Vu les Actes Additionnels n° 10/06/CEMAC/CJ/CCE du 13/07/2006, n° 11/06/CEMAC/CJ/CEE du 07/08/2006 et n° 14/07-CEMAC-008-CJ-CCE-08 du 25/04/2007 portant nomination des membres de la Cour de Justice de la CEMAC ; Oui Monsieur JUSTO ASUMU MOKUY, Juge Rapporteur en son rapport ;

Oui les parties en leurs observations tant écrites qu’orales ;

Après en avoir délibéré ;

Par requête en date du 21/05/10 reçue au greffe le 31/05/10 sous le n° 011, sieur MOKAMANEDE John Wilfrid de nationalité Centrafricaine, informaticien et ex-formateur permanent à l’Ecole Inter-Etats des Douanes de la CEMAC, domicilié à Bangui en République Centrafricaine, B.P : 991, ayant pour conseil Maître Thomas DINGAMGOTO, Avocat au Barreau du Tchad, B.P 1003 à N’djamena, a introduit un recours aux fins de liquidation des droits légaux et paiement des dommages et intérêts contre l’Ecole Inter Etats des Douanes et la Commission de la CEMAC. Dans sa requête introductive il expose :

Qu’ayant été embauché le 18/04/02 par l’Ecole Inter - Etats des Douanes en qualité de formateur permanent et élevé au rang d’Expert principal, il fut promu Chef de service informatique, mais qu’après six ans de service il a fait brutalement l’objet d’un licenciement par son ex-employeur.
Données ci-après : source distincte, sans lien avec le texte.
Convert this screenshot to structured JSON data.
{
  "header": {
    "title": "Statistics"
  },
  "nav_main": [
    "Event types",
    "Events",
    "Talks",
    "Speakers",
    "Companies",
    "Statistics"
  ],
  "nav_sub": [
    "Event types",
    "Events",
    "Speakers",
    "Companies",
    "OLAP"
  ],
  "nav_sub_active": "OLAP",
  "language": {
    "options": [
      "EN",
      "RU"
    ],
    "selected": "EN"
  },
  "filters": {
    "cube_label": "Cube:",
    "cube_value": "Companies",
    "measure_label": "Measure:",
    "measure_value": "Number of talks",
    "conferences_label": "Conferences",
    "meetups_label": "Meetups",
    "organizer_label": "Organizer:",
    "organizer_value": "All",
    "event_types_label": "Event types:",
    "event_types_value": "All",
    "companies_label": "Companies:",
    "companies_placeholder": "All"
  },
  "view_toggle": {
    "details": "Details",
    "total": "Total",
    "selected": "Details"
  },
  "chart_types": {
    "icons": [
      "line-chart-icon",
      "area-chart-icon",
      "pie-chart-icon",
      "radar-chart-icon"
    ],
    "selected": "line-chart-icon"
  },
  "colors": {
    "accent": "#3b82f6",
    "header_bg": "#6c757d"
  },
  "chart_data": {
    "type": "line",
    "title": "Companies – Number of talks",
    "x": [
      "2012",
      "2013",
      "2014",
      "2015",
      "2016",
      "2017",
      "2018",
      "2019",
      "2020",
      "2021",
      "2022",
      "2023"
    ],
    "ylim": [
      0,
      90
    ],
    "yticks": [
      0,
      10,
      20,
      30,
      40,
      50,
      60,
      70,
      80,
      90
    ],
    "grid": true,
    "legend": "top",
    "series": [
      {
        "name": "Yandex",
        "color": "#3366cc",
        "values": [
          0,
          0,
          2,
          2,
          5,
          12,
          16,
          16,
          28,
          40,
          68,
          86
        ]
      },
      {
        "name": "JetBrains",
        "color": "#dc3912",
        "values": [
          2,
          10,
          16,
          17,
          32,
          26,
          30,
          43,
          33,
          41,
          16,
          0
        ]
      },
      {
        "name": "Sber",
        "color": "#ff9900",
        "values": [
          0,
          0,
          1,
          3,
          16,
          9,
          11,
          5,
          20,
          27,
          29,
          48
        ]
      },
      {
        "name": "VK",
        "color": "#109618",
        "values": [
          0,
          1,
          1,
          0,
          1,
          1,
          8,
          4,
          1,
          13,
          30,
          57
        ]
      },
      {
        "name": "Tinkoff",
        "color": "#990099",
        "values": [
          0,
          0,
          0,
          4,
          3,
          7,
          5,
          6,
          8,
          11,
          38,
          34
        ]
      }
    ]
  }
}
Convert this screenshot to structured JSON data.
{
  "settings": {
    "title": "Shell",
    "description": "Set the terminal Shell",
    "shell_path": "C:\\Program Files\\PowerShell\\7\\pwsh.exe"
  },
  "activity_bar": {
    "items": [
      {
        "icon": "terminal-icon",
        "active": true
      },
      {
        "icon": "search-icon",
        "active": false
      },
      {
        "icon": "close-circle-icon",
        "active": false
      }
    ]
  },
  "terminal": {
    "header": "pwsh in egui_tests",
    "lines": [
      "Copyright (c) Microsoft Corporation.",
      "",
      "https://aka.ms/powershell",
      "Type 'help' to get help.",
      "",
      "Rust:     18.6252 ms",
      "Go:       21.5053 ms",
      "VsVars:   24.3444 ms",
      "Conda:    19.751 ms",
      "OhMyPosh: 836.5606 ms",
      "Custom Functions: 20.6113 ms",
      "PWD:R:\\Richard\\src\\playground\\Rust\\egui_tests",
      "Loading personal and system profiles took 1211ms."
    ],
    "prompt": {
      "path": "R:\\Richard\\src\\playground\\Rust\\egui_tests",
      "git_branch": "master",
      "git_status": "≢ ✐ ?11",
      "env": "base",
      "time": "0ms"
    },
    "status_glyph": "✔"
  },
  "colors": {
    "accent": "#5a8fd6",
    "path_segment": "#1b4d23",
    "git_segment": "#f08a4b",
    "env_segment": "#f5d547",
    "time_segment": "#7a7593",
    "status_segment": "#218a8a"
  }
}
Il signale qu’après avoir attaqué ladite décision devant la Cour de Justice de la CEMAC qui, par arrêt n° 02/CJ/CEMAC/06 rendu le 31/11/06 avait déclaré nulle et de nul effet cette décision du 17/11/05 portant son licenciement.

Qu’en exécution de l’arrêt de la Cour, le Conseil d’administration de l’Ecole, lors de ses travaux à N’Djamena le 10/03/07, avait recommandé au Directeur de l’Ecole la réintégration du requérant dans ses fonctions et les négociations avec lui des modalités pratiques de paiement de ses arriérés de salaires.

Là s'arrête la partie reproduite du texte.